Beyond the Money: Other Benefits of Tuition Reimbursement

Unlike other employee perks related to money (e.g., 401k plans, monetary bonuses, etc.,) tuition reimbursement benefits aren’t reported on your federal income tax as income. The amount you receive in employer assistance should not be reflected on your IRS Form W-2 unless it exceeds $5,250 during the tax year. And while the most apparent benefit of employee tuition reimbursement is the additional source of college funding that will help reduce your reliance on student loans, some other benefits can’t be measured in dollars and cents.

The completion of your graduate degree can help build your confidence in the workplace and impact other parts of your life, too. Not only are you 21 percent more likely to be promoted and on the path to receiving 40 percent higher wage increases compared to co-workers who pass on the opportunity, but you will also inspire those around you, showing them that, with determination and resourcefulness, what seems impossible can be achieved.

How to Get Started

Take advantage of your company’s tuition reimbursement program by contacting the human resources department and following the steps below.

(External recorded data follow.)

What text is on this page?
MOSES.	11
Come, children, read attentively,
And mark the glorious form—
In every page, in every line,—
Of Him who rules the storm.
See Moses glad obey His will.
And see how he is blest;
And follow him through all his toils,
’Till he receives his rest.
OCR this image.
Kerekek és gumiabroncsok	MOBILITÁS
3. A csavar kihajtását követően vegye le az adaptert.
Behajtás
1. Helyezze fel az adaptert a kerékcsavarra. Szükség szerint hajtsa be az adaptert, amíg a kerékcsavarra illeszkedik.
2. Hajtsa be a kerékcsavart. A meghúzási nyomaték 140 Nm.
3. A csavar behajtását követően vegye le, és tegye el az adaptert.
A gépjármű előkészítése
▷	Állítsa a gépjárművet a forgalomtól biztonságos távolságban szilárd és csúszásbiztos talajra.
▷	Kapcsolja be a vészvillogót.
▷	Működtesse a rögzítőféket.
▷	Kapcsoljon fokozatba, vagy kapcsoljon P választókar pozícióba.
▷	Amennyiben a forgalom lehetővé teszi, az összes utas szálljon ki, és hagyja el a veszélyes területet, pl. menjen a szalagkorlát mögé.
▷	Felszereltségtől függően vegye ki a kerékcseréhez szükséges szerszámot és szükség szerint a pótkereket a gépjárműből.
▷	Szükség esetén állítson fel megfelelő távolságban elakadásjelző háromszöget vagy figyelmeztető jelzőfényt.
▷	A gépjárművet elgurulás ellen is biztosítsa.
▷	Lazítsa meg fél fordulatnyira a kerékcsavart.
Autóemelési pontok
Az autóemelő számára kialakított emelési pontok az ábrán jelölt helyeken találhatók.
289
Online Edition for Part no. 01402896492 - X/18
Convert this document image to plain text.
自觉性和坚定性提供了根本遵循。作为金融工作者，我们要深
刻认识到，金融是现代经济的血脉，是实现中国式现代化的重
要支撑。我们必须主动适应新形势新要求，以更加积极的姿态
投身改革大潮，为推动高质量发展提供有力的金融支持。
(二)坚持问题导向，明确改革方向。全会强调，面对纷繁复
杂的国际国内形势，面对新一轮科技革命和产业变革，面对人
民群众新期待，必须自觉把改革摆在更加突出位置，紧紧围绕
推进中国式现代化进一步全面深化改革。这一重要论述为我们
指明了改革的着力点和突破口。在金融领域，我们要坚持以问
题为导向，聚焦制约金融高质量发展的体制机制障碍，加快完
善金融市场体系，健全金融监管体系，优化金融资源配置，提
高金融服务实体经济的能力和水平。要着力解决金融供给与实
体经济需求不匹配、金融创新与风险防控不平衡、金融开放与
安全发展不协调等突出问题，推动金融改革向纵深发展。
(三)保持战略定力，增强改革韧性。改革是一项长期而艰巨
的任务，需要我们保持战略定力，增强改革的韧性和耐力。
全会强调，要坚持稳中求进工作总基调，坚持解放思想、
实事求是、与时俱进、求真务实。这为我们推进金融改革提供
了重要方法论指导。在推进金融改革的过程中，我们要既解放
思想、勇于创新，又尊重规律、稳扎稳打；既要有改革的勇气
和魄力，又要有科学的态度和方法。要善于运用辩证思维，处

Request a copy of their tuition assistance policy and read the fine print. You’ll want to identify any program requirements and limitations before you enroll in classes. Even if your employer has not entered into a training agreement with an educational institution, there may be restrictions on which educational credits qualify for reimbursement. For example, college credit completed at a community college may be eligible while coursework completed at a local private post-secondary institution may not be.

Communicate with your HR representative about your educational goals. Let your HR representative know that your objective is to obtain a graduate degree. He or she can assist you with getting the most out of your company’s tuition reimbursement program.

Find out what signatures are required. In most cases, prior approval is required from your employer before enrollment. You’ll also want to confirm that your employer doesn’t require you to remain employed for a specified period after the course is completed. Make sure you check with HR so you’re not left with unexpected tuition obligations.

Lastly, some employers may require you to complete a Free Application for Federal Student Aid (FAFSA) before submitting a request for reimbursement. This encourages employees to exhaust other options before applying for tuition reimbursement. It’s important to clarify these details beforehand.

Follow up on the paperwork. Make sure you submit the required paperwork to your employer before classes begin. Once classes are completed, ensure the necessary documentation for reimbursement is processed promptly.

Keep in mind, your current employer may not advertise the availability of their program, so be sure to connect with your human resources department today. Even companies without formal tuition reimbursement programs may consider offering this perk if you can convince them of the benefits.

Maximize Your Benefits

The only way to take full advantage of this employee benefit is to understand your employer’s participation requirements. Use the following checklist to get the most out of your employer’s tuition reimbursement program:

Tuition Reimbursement Eligibility Checklist

Take the Next Step

You can obtain your graduate degree by tapping into all available funding sources, including Federal Student Aid programs, scholarships, and state grants. Consider your overall graduate school financing plan and how it aligns with your employer’s tuition reimbursement policy.

If you can reduce the cost of going back to school by exhausting the annual limits of your company’s tuition reimbursement program, this benefit may hold the financial key to completing your degree.